In an interview about his new book, Christ Actually: The Son of God for the Secular Age, James Carroll points to the most essential element of what he believes it means to live like Jesus in today’s world:
The biggest single thing I can think of is nonviolence. The thing that I most value about Jesus was his clear commitment to nonviolence in a very violent world. That message has never had more importance, especially for me as an American. The United States of America threatens the world with violence in ways that no other country does, and that boils down to our refusal to disarm after the end of the Cold War. This unchecked, monumental national security establishment that is defining our nation in terrible ways—the nonviolence of Jesus speaks directly to the American condition.
Obviously, this is defining for me because of my life history. I’m the son of a military man; I see everything through his eyes in some way.

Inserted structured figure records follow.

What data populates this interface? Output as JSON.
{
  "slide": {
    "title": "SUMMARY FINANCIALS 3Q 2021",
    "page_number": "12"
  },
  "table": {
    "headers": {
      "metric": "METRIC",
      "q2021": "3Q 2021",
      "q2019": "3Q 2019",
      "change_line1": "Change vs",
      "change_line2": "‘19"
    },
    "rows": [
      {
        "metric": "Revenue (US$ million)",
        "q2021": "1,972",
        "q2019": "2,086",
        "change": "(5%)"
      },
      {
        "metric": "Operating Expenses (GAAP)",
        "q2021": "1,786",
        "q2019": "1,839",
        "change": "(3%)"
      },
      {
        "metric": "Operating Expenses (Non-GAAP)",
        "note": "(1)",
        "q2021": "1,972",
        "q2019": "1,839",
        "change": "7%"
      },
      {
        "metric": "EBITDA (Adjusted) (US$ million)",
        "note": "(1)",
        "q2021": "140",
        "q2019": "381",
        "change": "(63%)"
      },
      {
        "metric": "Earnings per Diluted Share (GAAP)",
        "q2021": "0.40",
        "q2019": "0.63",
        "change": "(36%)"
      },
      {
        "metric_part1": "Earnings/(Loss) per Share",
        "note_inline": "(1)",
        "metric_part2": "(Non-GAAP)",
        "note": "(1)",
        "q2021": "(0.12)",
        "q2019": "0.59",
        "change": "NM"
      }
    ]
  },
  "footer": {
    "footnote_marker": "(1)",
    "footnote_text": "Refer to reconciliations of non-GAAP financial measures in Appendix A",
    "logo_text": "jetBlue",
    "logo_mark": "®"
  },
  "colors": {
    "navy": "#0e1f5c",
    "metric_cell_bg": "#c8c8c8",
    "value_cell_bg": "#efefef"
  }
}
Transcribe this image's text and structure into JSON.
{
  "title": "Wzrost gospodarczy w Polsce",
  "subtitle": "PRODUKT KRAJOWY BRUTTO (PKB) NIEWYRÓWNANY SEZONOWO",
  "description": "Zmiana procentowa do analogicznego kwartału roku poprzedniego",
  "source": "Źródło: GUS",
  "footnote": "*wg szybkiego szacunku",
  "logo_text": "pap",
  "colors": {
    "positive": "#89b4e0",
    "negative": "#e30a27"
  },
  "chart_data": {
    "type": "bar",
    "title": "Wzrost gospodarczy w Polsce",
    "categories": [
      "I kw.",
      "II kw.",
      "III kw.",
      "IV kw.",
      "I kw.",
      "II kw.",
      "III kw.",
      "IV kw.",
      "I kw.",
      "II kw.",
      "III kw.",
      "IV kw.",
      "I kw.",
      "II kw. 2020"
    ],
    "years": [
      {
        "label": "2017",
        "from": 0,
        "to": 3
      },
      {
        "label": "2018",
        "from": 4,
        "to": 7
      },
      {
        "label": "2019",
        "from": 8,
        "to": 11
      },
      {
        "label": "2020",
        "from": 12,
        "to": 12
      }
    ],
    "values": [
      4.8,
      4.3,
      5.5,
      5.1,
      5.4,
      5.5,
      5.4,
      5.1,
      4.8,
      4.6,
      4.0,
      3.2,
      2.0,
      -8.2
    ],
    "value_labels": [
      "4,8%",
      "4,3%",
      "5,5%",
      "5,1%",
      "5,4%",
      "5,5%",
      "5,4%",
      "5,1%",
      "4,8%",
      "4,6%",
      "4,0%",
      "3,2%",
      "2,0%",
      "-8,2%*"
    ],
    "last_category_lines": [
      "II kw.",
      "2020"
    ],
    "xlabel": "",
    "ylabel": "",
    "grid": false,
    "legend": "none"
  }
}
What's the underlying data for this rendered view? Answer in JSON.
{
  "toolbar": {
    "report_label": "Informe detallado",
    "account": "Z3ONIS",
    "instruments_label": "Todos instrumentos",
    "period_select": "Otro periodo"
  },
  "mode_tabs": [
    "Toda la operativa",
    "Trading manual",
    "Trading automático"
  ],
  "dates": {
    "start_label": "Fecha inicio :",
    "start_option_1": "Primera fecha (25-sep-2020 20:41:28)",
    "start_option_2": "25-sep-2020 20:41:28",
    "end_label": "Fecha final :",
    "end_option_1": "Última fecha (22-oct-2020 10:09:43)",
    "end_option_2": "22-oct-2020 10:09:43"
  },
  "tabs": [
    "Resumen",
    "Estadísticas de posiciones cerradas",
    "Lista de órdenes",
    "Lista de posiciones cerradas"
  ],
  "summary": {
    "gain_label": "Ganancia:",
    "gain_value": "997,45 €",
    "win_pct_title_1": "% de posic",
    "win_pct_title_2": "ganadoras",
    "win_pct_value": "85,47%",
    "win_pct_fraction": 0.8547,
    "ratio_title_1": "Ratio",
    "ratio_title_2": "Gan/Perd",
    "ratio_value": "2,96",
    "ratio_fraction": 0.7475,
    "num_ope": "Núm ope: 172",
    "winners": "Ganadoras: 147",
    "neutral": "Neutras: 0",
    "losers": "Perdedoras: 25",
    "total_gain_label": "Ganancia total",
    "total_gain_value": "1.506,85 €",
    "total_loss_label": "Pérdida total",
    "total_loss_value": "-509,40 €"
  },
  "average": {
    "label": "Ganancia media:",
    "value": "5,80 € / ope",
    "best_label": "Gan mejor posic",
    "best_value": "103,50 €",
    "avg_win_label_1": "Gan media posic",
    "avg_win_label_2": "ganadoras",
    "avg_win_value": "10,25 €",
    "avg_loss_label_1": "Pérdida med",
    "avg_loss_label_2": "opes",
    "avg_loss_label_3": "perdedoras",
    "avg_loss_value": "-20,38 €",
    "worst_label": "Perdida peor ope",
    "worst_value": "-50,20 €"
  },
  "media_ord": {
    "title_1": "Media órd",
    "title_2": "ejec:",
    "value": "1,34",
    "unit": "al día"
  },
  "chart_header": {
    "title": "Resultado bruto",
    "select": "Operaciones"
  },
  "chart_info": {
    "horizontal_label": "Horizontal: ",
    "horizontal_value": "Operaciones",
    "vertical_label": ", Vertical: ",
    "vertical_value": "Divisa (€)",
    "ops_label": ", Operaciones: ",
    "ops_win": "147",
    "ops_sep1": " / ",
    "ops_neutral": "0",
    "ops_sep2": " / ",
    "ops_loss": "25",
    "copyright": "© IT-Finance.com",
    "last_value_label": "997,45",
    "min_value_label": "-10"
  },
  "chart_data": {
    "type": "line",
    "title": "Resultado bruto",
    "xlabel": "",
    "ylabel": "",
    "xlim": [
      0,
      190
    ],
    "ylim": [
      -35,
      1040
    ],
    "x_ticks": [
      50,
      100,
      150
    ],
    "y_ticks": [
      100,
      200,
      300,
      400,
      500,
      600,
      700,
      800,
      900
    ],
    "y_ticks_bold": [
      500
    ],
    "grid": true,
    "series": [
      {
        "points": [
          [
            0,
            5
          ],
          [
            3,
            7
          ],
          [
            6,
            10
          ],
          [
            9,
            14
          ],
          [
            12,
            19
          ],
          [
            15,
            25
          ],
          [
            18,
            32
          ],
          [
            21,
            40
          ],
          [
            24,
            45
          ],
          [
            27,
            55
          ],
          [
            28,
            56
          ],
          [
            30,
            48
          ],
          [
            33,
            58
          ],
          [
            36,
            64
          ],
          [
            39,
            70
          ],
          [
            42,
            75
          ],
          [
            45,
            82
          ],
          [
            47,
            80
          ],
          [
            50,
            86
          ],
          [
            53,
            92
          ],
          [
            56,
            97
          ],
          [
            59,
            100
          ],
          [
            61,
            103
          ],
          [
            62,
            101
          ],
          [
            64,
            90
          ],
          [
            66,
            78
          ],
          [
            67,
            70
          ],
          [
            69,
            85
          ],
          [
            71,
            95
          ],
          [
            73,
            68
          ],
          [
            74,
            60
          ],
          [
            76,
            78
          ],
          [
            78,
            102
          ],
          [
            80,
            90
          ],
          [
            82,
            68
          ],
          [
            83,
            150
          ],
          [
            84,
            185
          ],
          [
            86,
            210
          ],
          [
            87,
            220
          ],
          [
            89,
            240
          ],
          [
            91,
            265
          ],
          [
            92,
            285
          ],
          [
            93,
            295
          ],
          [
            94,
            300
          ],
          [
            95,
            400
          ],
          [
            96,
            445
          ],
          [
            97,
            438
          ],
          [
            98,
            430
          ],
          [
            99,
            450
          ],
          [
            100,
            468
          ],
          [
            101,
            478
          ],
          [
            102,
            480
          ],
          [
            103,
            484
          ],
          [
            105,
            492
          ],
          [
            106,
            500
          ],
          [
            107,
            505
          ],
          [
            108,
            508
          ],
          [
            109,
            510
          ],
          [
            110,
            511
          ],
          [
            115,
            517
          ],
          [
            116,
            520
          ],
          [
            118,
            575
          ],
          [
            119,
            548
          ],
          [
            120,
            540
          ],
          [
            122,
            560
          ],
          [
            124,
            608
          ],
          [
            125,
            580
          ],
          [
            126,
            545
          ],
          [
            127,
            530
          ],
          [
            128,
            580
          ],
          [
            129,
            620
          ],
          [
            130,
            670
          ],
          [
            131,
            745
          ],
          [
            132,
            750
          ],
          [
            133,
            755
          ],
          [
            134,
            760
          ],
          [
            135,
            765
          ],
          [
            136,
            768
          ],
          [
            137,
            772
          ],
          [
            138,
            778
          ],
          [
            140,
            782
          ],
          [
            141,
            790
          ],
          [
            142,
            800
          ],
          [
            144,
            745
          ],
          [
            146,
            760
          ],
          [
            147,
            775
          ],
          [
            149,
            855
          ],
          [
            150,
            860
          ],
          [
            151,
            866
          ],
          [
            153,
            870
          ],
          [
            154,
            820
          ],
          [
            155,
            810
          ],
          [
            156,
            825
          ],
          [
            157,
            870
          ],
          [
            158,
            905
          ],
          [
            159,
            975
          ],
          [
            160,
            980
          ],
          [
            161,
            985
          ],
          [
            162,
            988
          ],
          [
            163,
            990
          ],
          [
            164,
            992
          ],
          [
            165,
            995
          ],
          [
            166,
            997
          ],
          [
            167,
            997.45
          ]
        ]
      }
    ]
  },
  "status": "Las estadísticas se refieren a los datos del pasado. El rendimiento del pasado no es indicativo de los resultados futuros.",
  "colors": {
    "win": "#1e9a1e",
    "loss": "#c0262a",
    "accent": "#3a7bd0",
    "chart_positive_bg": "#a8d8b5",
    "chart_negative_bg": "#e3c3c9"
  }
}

More about that “life history”:
I was part of the anti-war movement. I was a Catholic priest and chaplain at Boston University, which was a center of the anti-war movement, and those were defining years for me. My father was an Air Force general, very much involved in the administration of the Vietnam War. He was the Director of the Defense Intelligence Agency, charged, among other things, with picking targets for our bombers in Vietnam. The war was the occasion of my break with my father. But my dad gave me my love of this country and he gave me my love of the Church, and those two things remain defining for me.
I’ve been working all these years to rescue, to protect my faith as a Catholic, and “Christ Actually” is the latest effort to do that. I’ve been working all these years to rescue my love of America, despite my dread of its unchecked militarism.